Because what was my experience on that highway the other night if not a little ego death? One of hundreds on the way to whatever form of awakening or enlightenment you subscribe to.
What is awakening if not the dis-identifying, the disentangling, of what we can do from who we are?
We spent centuries building a world where our value came from what we could do: our skills, our roles, our productivity. We became our jobs. Our expertise. Our abilities.
And maybe, just maybe, we’re converging at a point in human consciousness where we’re being forced, not invited but forced, to let go of that story.
The machines can think. They can analyze. They can drive. They can code. They can write. They can diagnose. They can teach.
But they can’t feel. They can’t be present to their own experience. They can’t know what it’s like to sit with dread on a Sunday evening and choose to turn toward it instead of away. They can’t love. They can’t grieve. They can’t be.
The universe is conspiring to get us to let go.
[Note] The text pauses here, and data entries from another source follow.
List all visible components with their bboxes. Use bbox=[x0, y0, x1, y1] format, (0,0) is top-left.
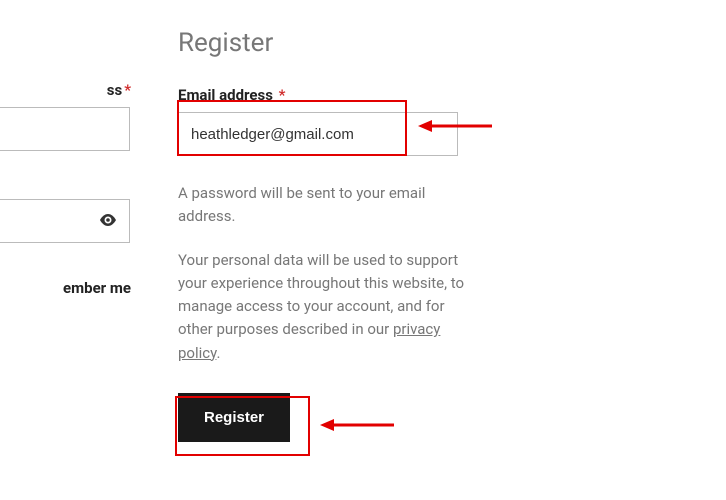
required-asterisk: * bbox=[275, 86, 286, 104]
login-field1-input[interactable] bbox=[0, 107, 130, 151]
privacy-period: . bbox=[216, 344, 220, 362]
eye-icon[interactable] bbox=[99, 212, 117, 230]
login-field1-label: ss* bbox=[0, 81, 135, 99]
register-heading: Register bbox=[178, 28, 478, 58]
privacy-notice: Your personal data will be used to suppo… bbox=[178, 249, 478, 365]
email-label-text: Email address bbox=[178, 86, 273, 104]
label-text: ss bbox=[107, 81, 122, 99]
required-asterisk: * bbox=[124, 81, 131, 99]
register-button[interactable]: Register bbox=[178, 393, 290, 442]
email-label: Email address * bbox=[178, 86, 478, 104]
remember-text: ember me bbox=[63, 279, 131, 297]
password-notice: A password will be sent to your email ad… bbox=[178, 182, 478, 229]
remember-me-label[interactable]: ember me bbox=[0, 279, 135, 297]
email-input[interactable] bbox=[178, 112, 458, 156]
Not to become mindless, but to break out of the trance that our mind is what makes us human.
Maybe this moment in history isn’t an ending. Maybe it’s a beginning. An invitation to come back to what we’ve been foolishly trying to transcend for so long:
A self that is connected to and interconnected with all things. Our capacity to feel. Our presence. Our aliveness.
The essence of who we are that can not be automated.
Because everything else will be.
How 'bout we take the scenic route?


Thought provoking.. thanks Jonathan
That was great insight and provides the silver lining of AI!